In 2008 the world economy was affected by a strong downturn, triggered mainly by the financial crisis in the summer of 2007 in the United States, which influences many aspects of the global economy. Among the many consequences, one will certainly be a fall in the domestic demand of the advanced countries, linked to the reduction in household consumption. The reduction in employment and the drop in disposable income (not compensated by the decrease in inflation), will also have a negative impact on the situation.
One of the numerous negative effects deriving from this economic scenario is also a slowdown in world trade, with trends similar in all areas, with the exception of NAFTA, which had already shown a negative trend in 2007. According to the report published by ICE (the Italian national institute for foreign trade) and Prometeia, the international trade in goods for the three year period 2008-2010 could close with an average annual growth of 3.5% (at constant prices); combining the variations expected for quantities and prices, one can thus make a forecast of the growth of world trade in euros which would be around 6%, a decrease compared to 2007, when the figure was about 10%. The slowdown in world growth would, therefore, have a limited impact on the level of international trade, thanks to the compensation obtained by the devaluation of the euro. In detail, considering this macroeconomic framework, we can expect to see a very low increase in world trade in 2009 (1% at constant prices), to then reach a moderate recovery in 2010 (4.9% at constant prices), which will not, however, be enough to return to the levels of the five year period 2003-2007.

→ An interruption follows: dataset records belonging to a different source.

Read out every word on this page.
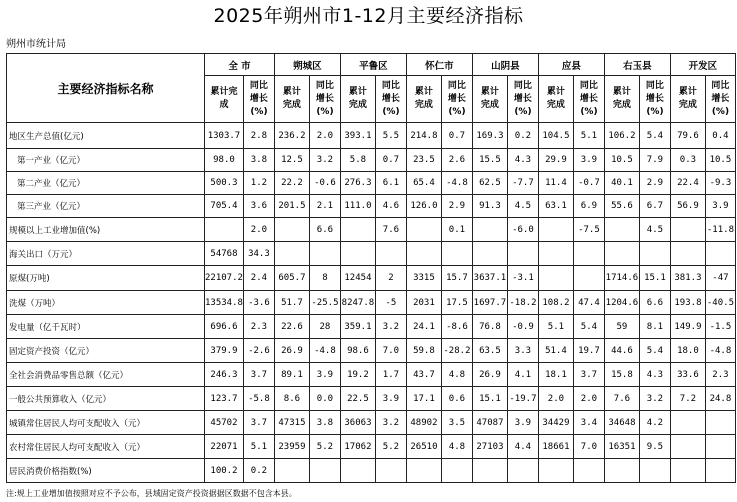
2025年朔州市1-12月主要经济指标
朔州市统计局
主要经济指标名称	全 市		朔城区		平鲁区		怀仁市		山阴县		应县		右玉县		开发区	
	累计完成	同比增长(%)	累计完成	同比增长(%)	累计完成	同比增长(%)	累计完成	同比增长(%)	累计完成	同比增长(%)	累计完成	同比增长(%)	累计完成	同比增长(%)	累计完成	同比增长(%)
地区生产总值(亿元)	1303.7	2.8	236.2	2.0	393.1	5.5	214.8	0.7	169.3	0.2	104.5	5.1	106.2	5.4	79.6	0.4
第一产业（亿元）	98.0	3.8	12.5	3.2	5.8	0.7	23.5	2.6	15.5	4.3	29.9	3.9	10.5	7.9	0.3	10.5
第二产业（亿元）	500.3	1.2	22.2	-0.6	276.3	6.1	65.4	-4.8	62.5	-7.7	11.4	-0.7	40.1	2.9	22.4	-9.3
第三产业（亿元）	705.4	3.6	201.5	2.1	111.0	4.6	126.0	2.9	91.3	4.5	63.1	6.9	55.6	6.7	56.9	3.9
规模以上工业增加值(%)		2.0		6.6		7.6		0.1		-6.0		-7.5		4.5		-11.8
海关出口（万元）	54768	34.3														
原煤(万吨)	22107.2	2.4	605.7	8	12454	2	3315	15.7	3637.1	-3.1			1714.6	15.1	381.3	-47
洗煤（万吨）	13534.8	-3.6	51.7	-25.5	8247.8	-5	2031	17.5	1697.7	-18.2	108.2	47.4	1204.6	6.6	193.8	-40.5
发电量（亿千瓦时）	696.6	2.3	22.6	28	359.1	3.2	24.1	-8.6	76.8	-0.9	5.1	5.4	59	8.1	149.9	-1.5
固定资产投资（亿元）	379.9	-2.6	26.9	-4.8	98.6	7.0	59.8	-28.2	63.5	3.3	51.4	19.7	44.6	5.4	18.0	-4.8
全社会消费品零售总额（亿元）	246.3	3.7	89.1	3.9	19.2	1.7	43.7	4.8	26.9	4.1	18.1	3.7	15.8	4.3	33.6	2.3
一般公共预算收入（亿元）	123.7	-5.8	8.6	0.0	22.5	3.9	17.1	0.6	15.1	-19.7	2.0	2.0	7.6	3.2	7.2	24.8
城镇常住居民人均可支配收入（元）	45702	3.7	47315	3.8	36063	3.2	48902	3.5	47087	3.9	34429	3.4	34648	4.2		
农村常住居民人均可支配收入（元）	22071	5.1	23959	5.2	17062	5.2	26510	4.8	27103	4.4	18661	7.0	16351	9.5		
居民消费价格指数(%)	100.2	0.2														
注:规上工业增加值按照对应不予公布，县域固定资产投资据据区数据不包含本县。
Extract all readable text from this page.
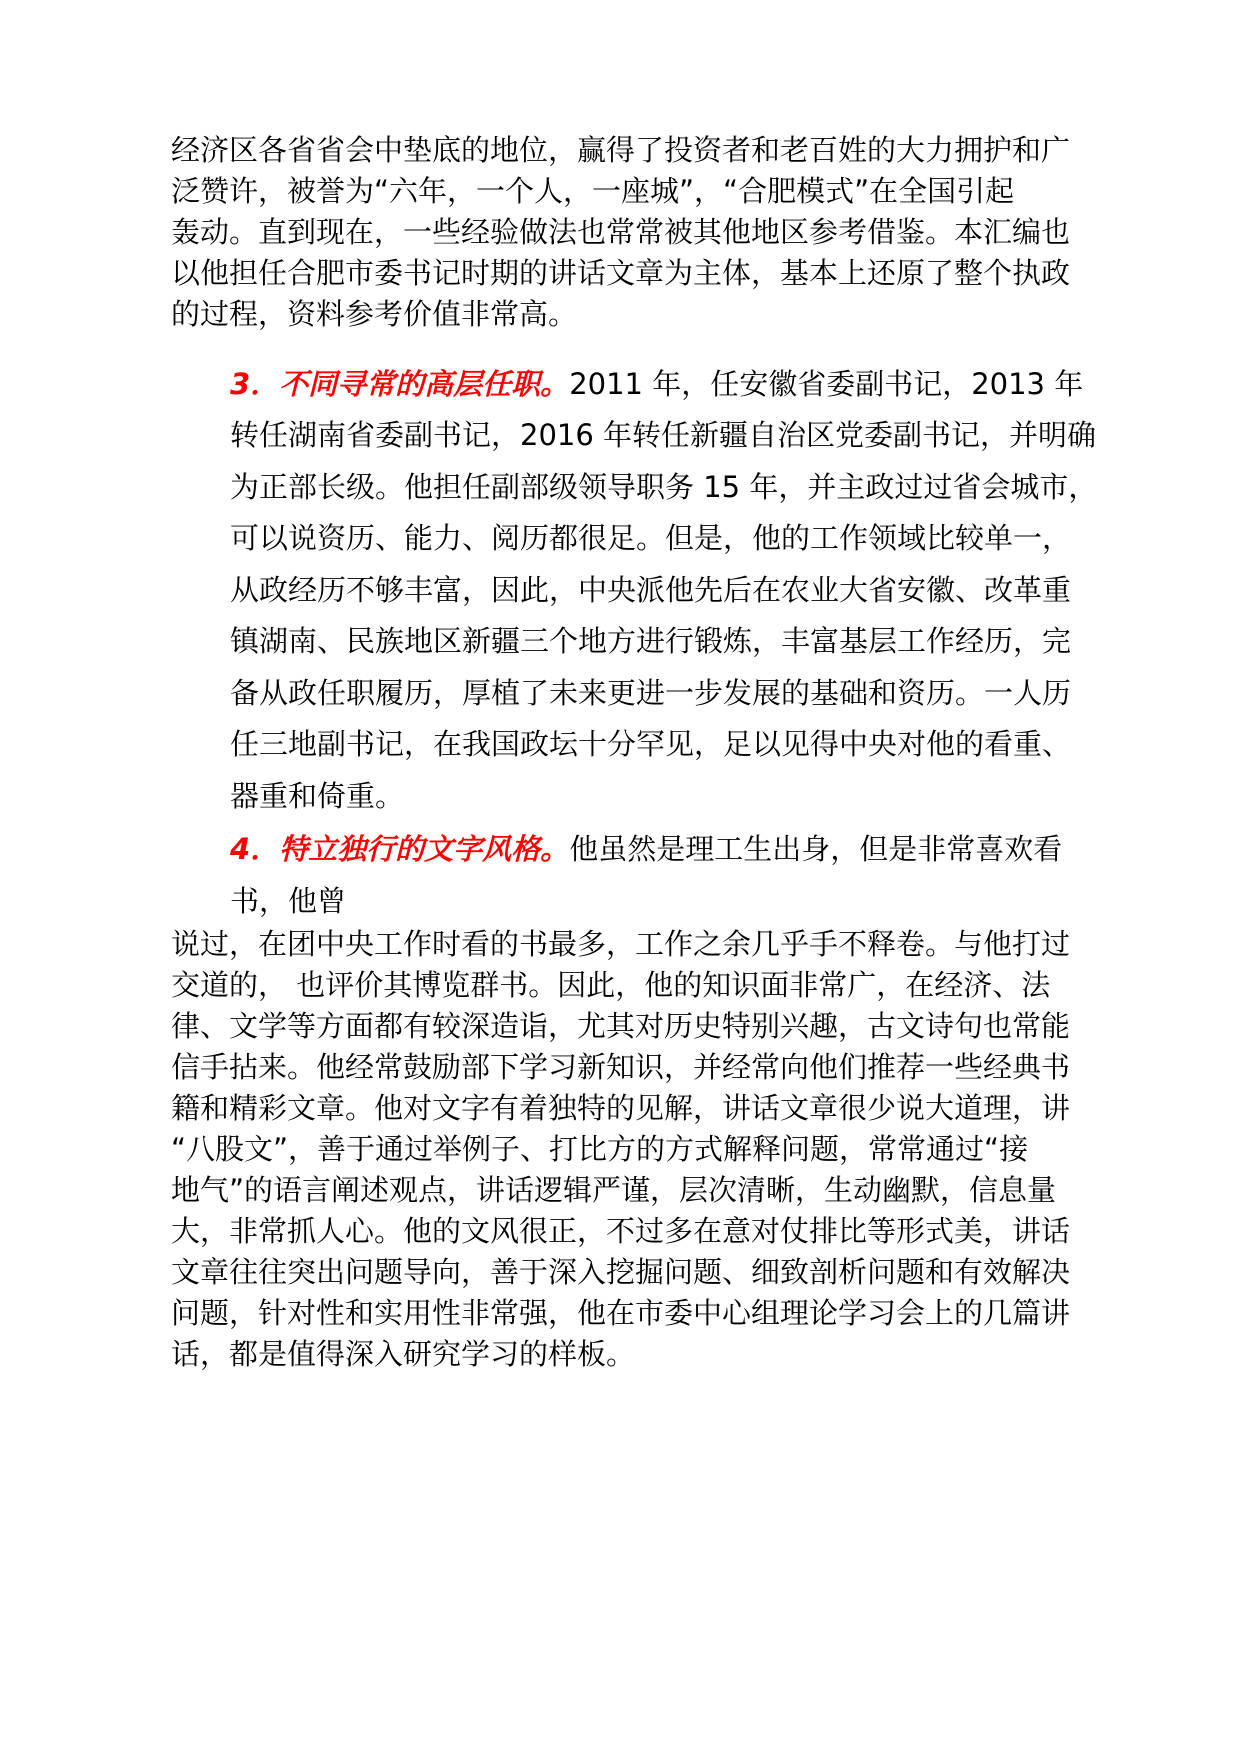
经济区各省省会中垫底的地位，赢得了投资者和老百姓的大力拥护和广
泛赞许，被誉为“六年，一个人，一座城”，“合肥模式”在全国引起
轰动。直到现在，一些经验做法也常常被其他地区参考借鉴。本汇编也
以他担任合肥市委书记时期的讲话文章为主体，基本上还原了整个执政
的过程，资料参考价值非常高。
3．不同寻常的高层任职。2011 年，任安徽省委副书记，2013 年
转任湖南省委副书记，2016 年转任新疆自治区党委副书记，并明确
为正部长级。他担任副部级领导职务 15 年，并主政过过省会城市，
可以说资历、能力、阅历都很足。但是，他的工作领域比较单一，
从政经历不够丰富，因此，中央派他先后在农业大省安徽、改革重
镇湖南、民族地区新疆三个地方进行锻炼，丰富基层工作经历，完
备从政任职履历，厚植了未来更进一步发展的基础和资历。一人历
任三地副书记，在我国政坛十分罕见，足以见得中央对他的看重、
器重和倚重。
4．特立独行的文字风格。他虽然是理工生出身，但是非常喜欢看
书，他曾
说过，在团中央工作时看的书最多，工作之余几乎手不释卷。与他打过
交道的， 也评价其博览群书。因此，他的知识面非常广，在经济、法
律、文学等方面都有较深造诣，尤其对历史特别兴趣，古文诗句也常能
信手拈来。他经常鼓励部下学习新知识，并经常向他们推荐一些经典书
籍和精彩文章。他对文字有着独特的见解，讲话文章很少说大道理，讲
“八股文”，善于通过举例子、打比方的方式解释问题，常常通过“接
地气”的语言阐述观点，讲话逻辑严谨，层次清晰，生动幽默，信息量
大，非常抓人心。他的文风很正，不过多在意对仗排比等形式美，讲话
文章往往突出问题导向，善于深入挖掘问题、细致剖析问题和有效解决
问题，针对性和实用性非常强，他在市委中心组理论学习会上的几篇讲
话，都是值得深入研究学习的样板。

If for the industrialised countries the effects of the financial crisis have been seen in the arrival of a recession, it is still not clear what will happen in the emerging countries, which in recent years have made a strong contribution to supporting the world economy, above all in international trade. In the scenario outlined in the report, these economies play a fundamental role: it is indeed thanks to the demand from the emerging countries that the negative moment for the world trade in manufactured goods could avoid being transformed into a world trade crisis. The state of the emerging economies has in fact undergone profound changes in recent years, coming to occupy strong positions not only in the supply of manufactured goods on the international market, but also for demand, and it is precisely this phenomenon that could represent the crucial factor for the world economy to avoid a very much more negative situation than the one hypothesised.
As a whole, China, India, Russia, Latin America and the other emerging economies, including those geographically closer to Italy, such as North African and Middle Eastern states, have grown much more than the group of developed countries in the course of recent years, thanks also to their exports to the mature markets. Starting from these facts, some observers think that the emerging economies can today face up to the crisis that the advanced countries are going through; in particular, countries that export raw materials will have a stronger position and even perhaps see an increase in growth. The emerging economies that instead export manufactured goods will see their future linked to their geographical location, with greater probability of suffering from the crisis that has hit Western Europe according to how close they are: countries further away seem, in fact, to be more linked to the fate of the Chinese economy, whose imports support most Asian and South American economies. Nonetheless, the risk remains that these countries will not be able to bear the negative impacts that the countries in crisis force on world demand and that their spending capacity will not be sufficient to support their imports. In particular, if China were to reduce its imports, many economies that are based on them could enter a much more serious crisis than the one faced by the advanced economies at the moment.
IMPORTS OF MANUFACTURED GOODS
(variation at constant prices)
As far as Italy is concerned, forecasts for the three year period do not promise good news: according to the ICE - Prometeia foreign trade report, international trade in manufactured goods regarding our country will be affected by negative impacts for the next two years, with a particularly poor situation in 2009 and some signs of recovery in 2010, remaining in line with the forecasts at the global level. However, the situation appears uneven, according to the presence of companies in those emerging markets that will offer a life-line for the world economy and the competitive strength of Italian manufacturing; the variations regarding means of transport for industry and agriculture and industrial machinery are, instead, positive, thanks to the competitive positioning on the markets geographically further away.
In addition, sectors like that of means of transport, although affected by a general crisis for producers, seems to have interesting outlets in the emerging markets, thanks to their new situation of prosperity, just as the electro-mechanic sector could have good prospects on the southern shore of the Mediterranean and in the emerging European countries, such as Poland and Romania. In geographical terms, North Africa and the Middle East are the areas in which Italian firms draw greatest benefit from the economic growth of the various countries, thanks to the intense trade, but the forecasts for world trade see the best opportunities of development in the most distant markets, less linked to the destiny of Western Europe.
The phase of recovery, which has characterised the most recent period, has undoubtedly improved the presence of Italian companies on the international markets, but on its own might not, however, be enough. On the whole, a great effort will be needed for our companies to be put in a position to compete in the most interesting markets: our exports could also exploit the weakening of the euro expected for 2009, and this could support our competitiveness in the markets and sectors in which price is still a significant variable. Avoiding marginalisation and seeking better and fuller integration in the global network is a key problem for our country that needs to be solved. Adequate resources, instruments and policies will be required.